New Delhi: A recent research led by US scientists identifies the genetic mechanism which is responsible for evolutionary adaptation to toxic pollution observed in wild Atlantic killifish populations.
The Atlantic killifish is renowned for its ability to tolerate large fluctuations in temperature, salinity and oxygen levels.
However, its rapid adaptation to the normally lethal levels of toxic pollution found in some urban estuaries in the US is unusual, even for such a hardy species.
A report by a collaborative team of research institutions including the University of Birmingham, found that some populations of killifish are up to 8,000 times more resistant than others to highly toxic industrial pollutants such as dioxins, heavy metals and hydrocarbons.
The team analysed the genomes of four wild populations of pollution-tolerant killifish compared with four non-tolerant populations, to identify the mechanism behind this adaptation.

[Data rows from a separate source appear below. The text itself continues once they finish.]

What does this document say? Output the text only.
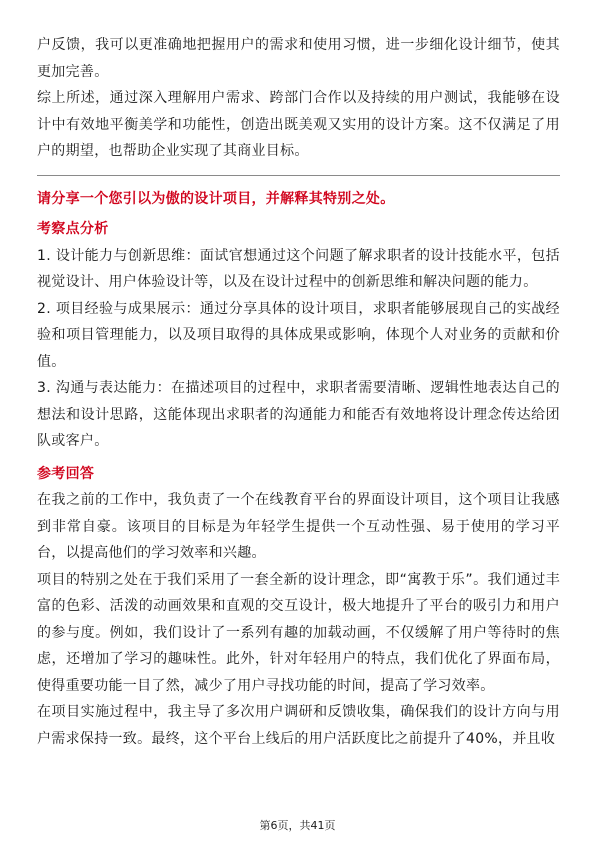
户反馈，我可以更准确地把握用户的需求和使用习惯，进一步细化设计细节，使其更加完善。

综上所述，通过深入理解用户需求、跨部门合作以及持续的用户测试，我能够在设计中有效地平衡美学和功能性，创造出既美观又实用的设计方案。这不仅满足了用户的期望，也帮助企业实现了其商业目标。

请分享一个您引以为傲的设计项目，并解释其特别之处。

考察点分析

1. 设计能力与创新思维：面试官想通过这个问题了解求职者的设计技能水平，包括视觉设计、用户体验设计等，以及在设计过程中的创新思维和解决问题的能力。

2. 项目经验与成果展示：通过分享具体的设计项目，求职者能够展现自己的实战经验和项目管理能力，以及项目取得的具体成果或影响，体现个人对业务的贡献和价值。

3. 沟通与表达能力：在描述项目的过程中，求职者需要清晰、逻辑性地表达自己的想法和设计思路，这能体现出求职者的沟通能力和能否有效地将设计理念传达给团队或客户。

参考回答

在我之前的工作中，我负责了一个在线教育平台的界面设计项目，这个项目让我感到非常自豪。该项目的目标是为年轻学生提供一个互动性强、易于使用的学习平台，以提高他们的学习效率和兴趣。

项目的特别之处在于我们采用了一套全新的设计理念，即“寓教于乐”。我们通过丰富的色彩、活泼的动画效果和直观的交互设计，极大地提升了平台的吸引力和用户的参与度。例如，我们设计了一系列有趣的加载动画，不仅缓解了用户等待时的焦虑，还增加了学习的趣味性。此外，针对年轻用户的特点，我们优化了界面布局，使得重要功能一目了然，减少了用户寻找功能的时间，提高了学习效率。

在项目实施过程中，我主导了多次用户调研和反馈收集，确保我们的设计方向与用户需求保持一致。最终，这个平台上线后的用户活跃度比之前提升了40%，并且收

第6页，共41页
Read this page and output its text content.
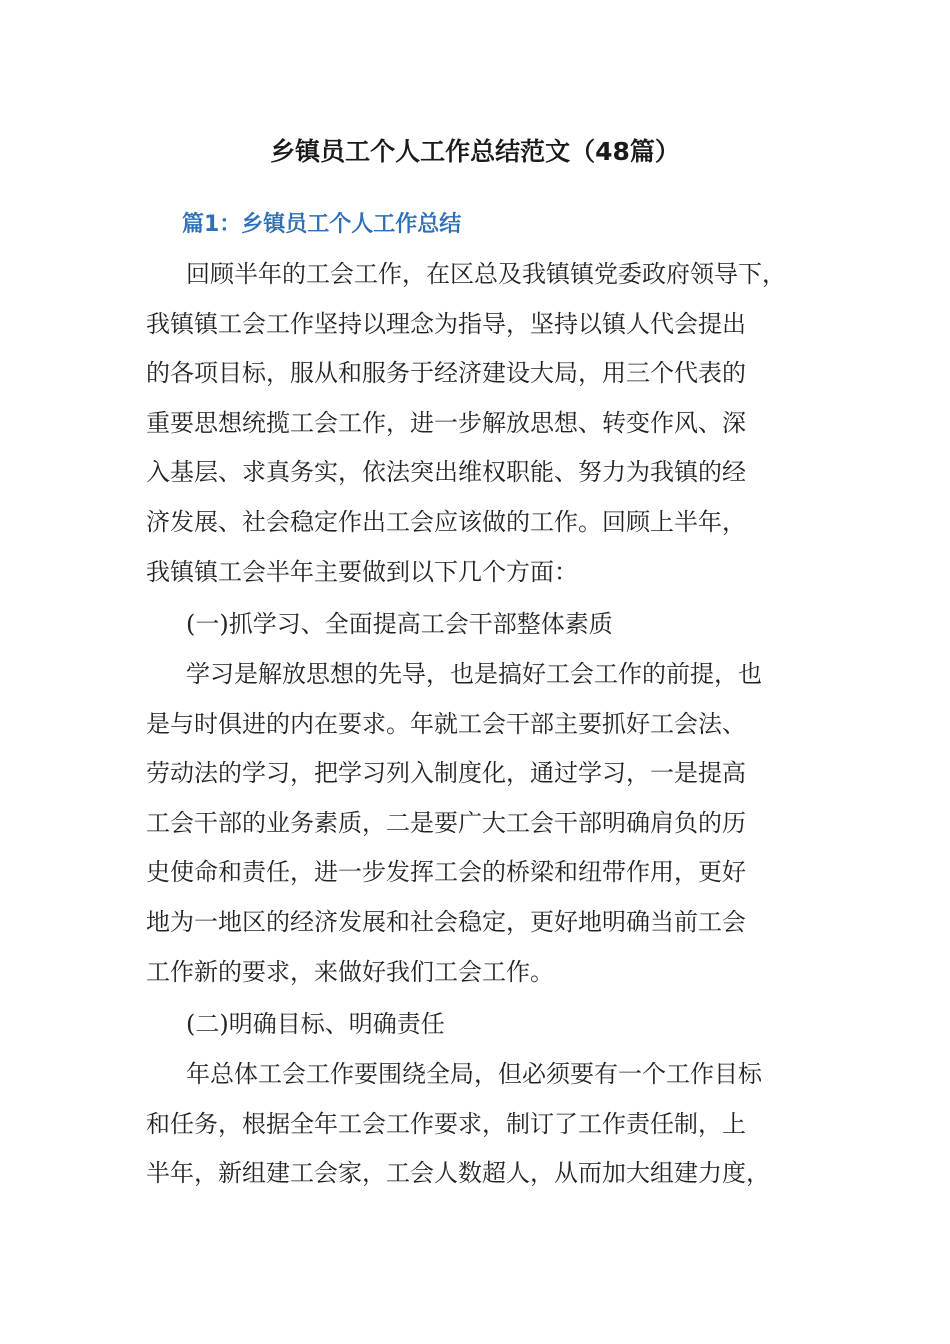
乡镇员工个人工作总结范文（48篇）
篇1：乡镇员工个人工作总结
回顾半年的工会工作，在区总及我镇镇党委政府领导下，
我镇镇工会工作坚持以理念为指导，坚持以镇人代会提出
的各项目标，服从和服务于经济建设大局，用三个代表的
重要思想统揽工会工作，进一步解放思想、转变作风、深
入基层、求真务实，依法突出维权职能、努力为我镇的经
济发展、社会稳定作出工会应该做的工作。回顾上半年，
我镇镇工会半年主要做到以下几个方面：
(一)抓学习、全面提高工会干部整体素质
学习是解放思想的先导，也是搞好工会工作的前提，也
是与时俱进的内在要求。年就工会干部主要抓好工会法、
劳动法的学习，把学习列入制度化，通过学习，一是提高
工会干部的业务素质，二是要广大工会干部明确肩负的历
史使命和责任，进一步发挥工会的桥梁和纽带作用，更好
地为一地区的经济发展和社会稳定，更好地明确当前工会
工作新的要求，来做好我们工会工作。
(二)明确目标、明确责任
年总体工会工作要围绕全局，但必须要有一个工作目标
和任务，根据全年工会工作要求，制订了工作责任制，上
半年，新组建工会家，工会人数超人，从而加大组建力度，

They found that the genes responsible for the trait were those involved in the aryl hydrocarbon receptor (AHR) signalling pathway, which combined with observations of desensitisation of this pathway in tolerant populations, led them to conclude that the AHR pathway is a key target of natural selection.
The team also showed that the potentially negative effects of desensitisation of the AHR pathway were ameliorated through compensatory adaptations in terms of cell cycle regulation and immune system function.